Open zhiyuanzhai opened this issue 3 years ago • 4 comments

Model: MacBookPro15,1 CPU: i7-9750H

As it's known that 15-inch MBPs suffer a throttling issue due to overheating of VRM. This issue is partly resolved by Apple's factory undervolting the CPU.

It turns out that the throttling issue still exists when running Linux, which features very few optimizations specifically for this particular hardware. The issue is even more serious in Linux, as the CPU runs at 0.8GHz even nothing is being done.

So, I think there might be a significant effect after undervolting the CPU.
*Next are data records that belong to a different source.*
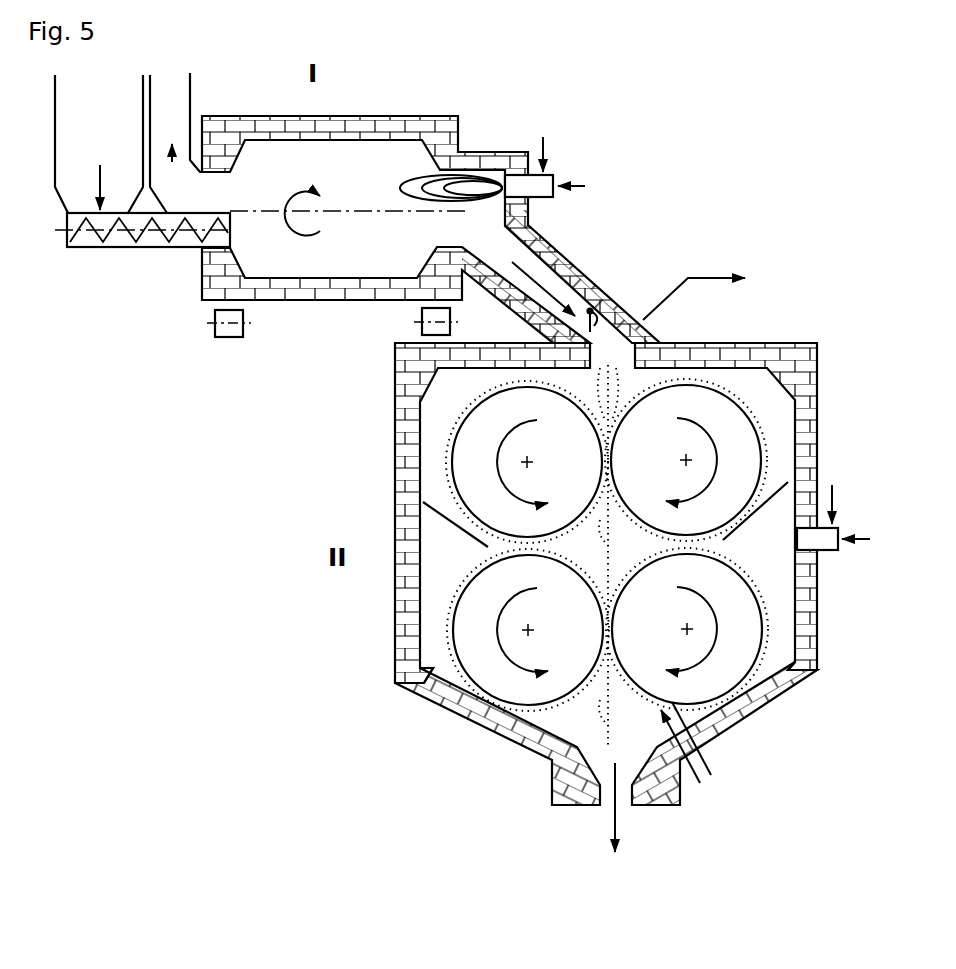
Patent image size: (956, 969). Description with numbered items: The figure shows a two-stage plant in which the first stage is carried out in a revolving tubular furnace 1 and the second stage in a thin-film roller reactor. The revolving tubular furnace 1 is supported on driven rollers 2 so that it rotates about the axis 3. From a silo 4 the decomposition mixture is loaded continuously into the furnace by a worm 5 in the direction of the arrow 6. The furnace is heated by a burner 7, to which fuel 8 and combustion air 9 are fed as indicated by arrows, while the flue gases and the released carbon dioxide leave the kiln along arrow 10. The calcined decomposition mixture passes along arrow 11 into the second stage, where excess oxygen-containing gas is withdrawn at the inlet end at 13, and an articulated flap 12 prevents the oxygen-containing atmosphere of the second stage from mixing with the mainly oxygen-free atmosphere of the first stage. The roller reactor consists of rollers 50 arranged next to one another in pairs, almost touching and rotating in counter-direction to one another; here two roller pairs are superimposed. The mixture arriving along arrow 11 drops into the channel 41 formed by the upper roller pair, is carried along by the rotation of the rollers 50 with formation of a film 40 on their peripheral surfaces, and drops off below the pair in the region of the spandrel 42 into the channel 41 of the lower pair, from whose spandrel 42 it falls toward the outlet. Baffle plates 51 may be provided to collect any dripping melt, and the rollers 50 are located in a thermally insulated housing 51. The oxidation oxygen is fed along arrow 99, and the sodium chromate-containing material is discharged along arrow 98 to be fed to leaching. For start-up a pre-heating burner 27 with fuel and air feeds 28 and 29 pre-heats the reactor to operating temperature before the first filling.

The revolving tubular furnace 1 is at (310, 300).
The driven rollers 2 is at (229, 338).
The axis 3 is at (357, 216).
The silo 4 is at (55, 152).
The worm 5 is at (128, 248).
The arrow 6 is at (106, 178).
The burner 7 is at (545, 198).
The fuel 8 is at (572, 180).
The combustion air 9 is at (545, 148).
The arrow 10 is at (170, 166).
The arrow 11 is at (550, 290).
The articulated flap 12 is at (598, 312).
The gas withdrawal 13 is at (712, 278).
The pre-heating burner 27 is at (837, 552).
The fuel feed 28 is at (852, 528).
The air feed 29 is at (836, 486).
The film 40 is at (447, 468).
The channel 41 is at (600, 408).
The spandrel 42 is at (604, 512).
The rollers 50 is at (574, 453).
The baffle plates 51 is at (438, 518).
The arrow 98 is at (617, 820).
The arrow 99 is at (703, 783).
I've tried several undervolting tools (intel-undervolt, for example). They doesn't work properly (problems like "values do not equal", etc). It seems that the adjustments are blocked.

Is there any possibility to work around?

zhiyuanzhai avatar Aug 27 '20 07:08 zhiyuanzhai

Well... I think it ~is~ might be impossible. Closing.

zhiyuanzhai avatar Sep 15 '20 16:09 zhiyuanzhai

@zhiyuanzhai Sorry, I rarely check these issues. In any case, power management is handled by Apple's custom Calpe D2449 PMU chip, which is connected to the T2 over an SPMI interface. The PCH has little control over the voltage and other power metrics of the CPU. The key to controlling this would be in the SMC firmware. More research is needed to actually develop a working software tool.

aunali1 avatar Sep 15 '20 16:09 aunali1

Well... actually I did some investigation here. The MacBook Pro's VRM can easily get hot for some reasons. One of them is that the CPU is too thirsty, and Apple has actually got it fixed in macOS system. We just don't know if that still happens in other OSs.

The other reason, though, is that the MacBook is using its AMD dGPU only, so that both CPU and GPU consume a huge amount of power, and push too hard on the VRMs. So we may consider using the Intel's iGPU instead. There has been a success on this operation.

However, when we do need dGPU for gaming, deep learning, etc, this is not the ultimate solution since the VRMs could still be overheated. Maybe undervolting the CPU may help with this situation.

Finally decided to reopen this to attract more discussion.